During the next weeks, “My Maxie” continued to improve (with just a little backsliding - I did have to have a pair of prescription glasses repaired after Max “liberated” them from my purse). Soon Mary called to ask me if I thought he was ready for adoption. I gave her a glowing report and confirmed that, yes, Max was ready. At the same time, I realized that I would have to get used to the idea that Max would be leaving us. I knew that it was going to be hard to let Max go but I also knew myself well enough to know that two dogs is one too many for me.
Then, one Saturday evening in January, Mary left a message to say that I would probably be hearing from Casey and Martha who had just been approved for adoption. They were interested in adopting two dogs. Sure enough, Martha called that night. I told her about Max and we made arrangements for Martha and Casey to drop by the next day to meet him.

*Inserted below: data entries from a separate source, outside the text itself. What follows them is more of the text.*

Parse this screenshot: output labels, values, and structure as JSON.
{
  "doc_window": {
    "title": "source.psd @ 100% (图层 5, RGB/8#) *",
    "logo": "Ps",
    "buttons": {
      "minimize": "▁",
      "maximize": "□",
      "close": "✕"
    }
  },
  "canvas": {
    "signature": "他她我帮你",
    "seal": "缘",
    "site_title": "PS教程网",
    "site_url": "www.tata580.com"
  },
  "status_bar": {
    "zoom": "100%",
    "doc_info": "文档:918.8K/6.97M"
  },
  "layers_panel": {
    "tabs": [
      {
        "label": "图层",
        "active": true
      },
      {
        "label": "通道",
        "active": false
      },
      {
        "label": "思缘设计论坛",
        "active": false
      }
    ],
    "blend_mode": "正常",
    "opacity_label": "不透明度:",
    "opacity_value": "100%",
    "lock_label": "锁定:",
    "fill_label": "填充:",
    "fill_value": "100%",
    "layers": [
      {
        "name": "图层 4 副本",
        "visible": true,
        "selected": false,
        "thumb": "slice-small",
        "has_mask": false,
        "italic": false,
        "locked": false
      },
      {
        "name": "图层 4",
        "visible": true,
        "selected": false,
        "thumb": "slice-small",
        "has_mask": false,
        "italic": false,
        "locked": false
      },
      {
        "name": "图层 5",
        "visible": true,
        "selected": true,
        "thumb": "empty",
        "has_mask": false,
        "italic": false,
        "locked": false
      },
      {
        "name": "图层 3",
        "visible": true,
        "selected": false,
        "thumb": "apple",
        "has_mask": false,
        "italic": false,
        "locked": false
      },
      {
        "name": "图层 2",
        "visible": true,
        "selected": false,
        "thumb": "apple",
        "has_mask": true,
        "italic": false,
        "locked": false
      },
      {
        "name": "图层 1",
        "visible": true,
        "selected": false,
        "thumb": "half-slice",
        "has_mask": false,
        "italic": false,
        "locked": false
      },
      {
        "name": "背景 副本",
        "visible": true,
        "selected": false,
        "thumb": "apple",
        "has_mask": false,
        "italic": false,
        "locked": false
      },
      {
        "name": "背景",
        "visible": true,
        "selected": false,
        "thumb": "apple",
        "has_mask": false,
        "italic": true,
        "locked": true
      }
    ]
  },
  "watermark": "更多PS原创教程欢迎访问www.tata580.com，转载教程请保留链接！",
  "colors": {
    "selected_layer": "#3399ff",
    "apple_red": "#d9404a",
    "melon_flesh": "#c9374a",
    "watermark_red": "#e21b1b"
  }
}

I was a mix of emotions: Hope that these would be the right people for “My Maxie,” and sadness that he might be leaving us. Blue had become very attached to him and Sass often curled up next to him to sleep. However, hope won out. I wanted very much for Max to find a happy home and I knew that if he did, that would be my reward.
Martha and Casey arrived late Sunday afternoon. Max, of course, was thrilled to meet them and, although he wasn’t on his very best behavior, they appeared to be quite taken with him. I could tell after spending an hour or so watching them interact with Max that they would make an excellent family for him. They had already met a number of dogs at other foster homes and had decided they definitely wanted “Sarah.” Now it was a matter of deciding on their second choice. They asked me a lot of questions about Max. I described his good and bad points and showed them Max’s LRR folder so they could read the comments written by members of the “I Fostered Max Club.” Because they had already decided on Sarah, I described how well Blue and Max (and Sass) got along and how good Max was with other dogs. Of course, I also told them about the problem with other dogs on leash and his tendency to jump when he is excited.
After an hour or so, Martha and Casey decided to think about their choice over a late lunch. I watched the clock after they left thinking that if they called in an hour or less, it would be a positive answer. Sure enough, the telephone rang almost exactly an hour after they left. It was Martha saying that they wanted Max!
That was it, my month with Max. He left that night with Martha and Casey and I was surprised at how happy I felt. LRR volunteers handled the follow up calls and, along with Mary and Susan, kept me informed on his progress. I hear that he is up to his old tricks but that Martha and Casey just love him and are prepared to be patient with him until he settles in.
I am taking a break right now from fostering while I help out with other LRR volunteer work, but I took forward to fostering again soon. Fostering Max was really a rewarding experience. Although it was a lot of work, it was well worth it to help him find a good home.